Volledig thuis – maar toch ook anders. Trouw, zorgvuldig
omgaan met relaties, bij je ouders wonen totdat je de liefde van je leven gevonden
hebt, dat hoort er bij hen wel bij, en bij Nederlanders niet. Tenminste, dat is
hun beeld. Het levert een interessant gesprek op. Hier springen de Nederlandse
jongeren op het vinkentouw. Alsof zij zich niet net zo goed een minderheid
voelen – al vanaf de basisschool levend in een samenleving waarin van de
twintig kinderen maar een paar iets met kerk en geloof hebben. Die constatering
lijkt het ijs te breken. Uiteindelijk stelt een de vraag, of het volgende uitje
van de Nederlandse en de Assyrische jongeren niet samen zou kunnen: naar
Walibi, de Efteling, noem het maar op, moet toch kunnen?

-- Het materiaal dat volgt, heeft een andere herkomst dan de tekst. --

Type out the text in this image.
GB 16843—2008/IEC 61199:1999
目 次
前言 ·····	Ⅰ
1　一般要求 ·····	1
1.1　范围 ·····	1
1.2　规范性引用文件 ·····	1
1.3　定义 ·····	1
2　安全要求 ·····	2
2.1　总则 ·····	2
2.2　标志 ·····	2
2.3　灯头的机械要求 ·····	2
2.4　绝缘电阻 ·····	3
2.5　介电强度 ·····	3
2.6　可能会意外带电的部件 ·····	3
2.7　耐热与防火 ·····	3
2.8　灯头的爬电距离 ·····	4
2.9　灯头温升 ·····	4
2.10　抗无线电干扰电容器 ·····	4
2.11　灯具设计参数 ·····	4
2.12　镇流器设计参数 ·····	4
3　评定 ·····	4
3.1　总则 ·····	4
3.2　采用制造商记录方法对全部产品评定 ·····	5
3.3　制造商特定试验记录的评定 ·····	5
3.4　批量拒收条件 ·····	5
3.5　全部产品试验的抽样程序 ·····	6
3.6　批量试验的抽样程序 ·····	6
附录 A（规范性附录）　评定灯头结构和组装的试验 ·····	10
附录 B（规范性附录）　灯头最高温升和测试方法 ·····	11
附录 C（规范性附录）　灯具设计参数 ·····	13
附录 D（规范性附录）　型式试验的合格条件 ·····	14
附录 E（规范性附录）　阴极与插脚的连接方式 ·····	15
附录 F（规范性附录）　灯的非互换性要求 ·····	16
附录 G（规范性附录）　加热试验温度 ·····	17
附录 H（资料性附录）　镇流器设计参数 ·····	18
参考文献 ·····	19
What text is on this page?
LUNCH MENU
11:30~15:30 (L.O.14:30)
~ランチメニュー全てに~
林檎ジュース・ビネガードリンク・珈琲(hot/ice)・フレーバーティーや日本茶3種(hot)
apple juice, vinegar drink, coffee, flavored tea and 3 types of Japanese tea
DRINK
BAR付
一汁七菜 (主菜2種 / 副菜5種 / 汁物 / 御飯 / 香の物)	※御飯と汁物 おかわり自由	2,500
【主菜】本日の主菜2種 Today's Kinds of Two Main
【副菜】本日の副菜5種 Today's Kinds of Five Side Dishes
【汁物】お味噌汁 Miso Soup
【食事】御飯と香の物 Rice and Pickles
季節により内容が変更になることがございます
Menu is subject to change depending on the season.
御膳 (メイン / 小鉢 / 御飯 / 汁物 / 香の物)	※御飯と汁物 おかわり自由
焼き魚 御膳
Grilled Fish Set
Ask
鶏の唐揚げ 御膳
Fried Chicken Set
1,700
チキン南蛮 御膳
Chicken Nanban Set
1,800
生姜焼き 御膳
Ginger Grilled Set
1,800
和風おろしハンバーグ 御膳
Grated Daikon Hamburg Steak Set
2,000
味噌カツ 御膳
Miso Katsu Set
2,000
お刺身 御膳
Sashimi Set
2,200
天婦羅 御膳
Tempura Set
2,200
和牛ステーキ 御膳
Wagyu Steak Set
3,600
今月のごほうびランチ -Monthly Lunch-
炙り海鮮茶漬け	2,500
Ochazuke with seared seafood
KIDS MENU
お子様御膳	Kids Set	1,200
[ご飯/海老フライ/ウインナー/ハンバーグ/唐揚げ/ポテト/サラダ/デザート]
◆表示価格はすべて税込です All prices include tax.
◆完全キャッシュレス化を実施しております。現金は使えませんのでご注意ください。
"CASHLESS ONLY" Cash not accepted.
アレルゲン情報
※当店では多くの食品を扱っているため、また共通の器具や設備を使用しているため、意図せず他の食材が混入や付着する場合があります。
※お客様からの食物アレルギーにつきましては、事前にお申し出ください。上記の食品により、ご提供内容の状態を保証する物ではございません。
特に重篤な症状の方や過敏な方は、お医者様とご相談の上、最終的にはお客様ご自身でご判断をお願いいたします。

Ondertussen kwamen ook de liturgie langs en vrouwen in het
ambt, de diakenen, priesters en bisschoppen bij de Assyriërs, de Drie-eenheid
en de visie op Maria, de manier van zingen en of de bijbels van beide kerken
hetzelfde zijn. Vertrouwen en eenheid moeten groeien. Maar als dat onder het
dak van de kerk al niet kan?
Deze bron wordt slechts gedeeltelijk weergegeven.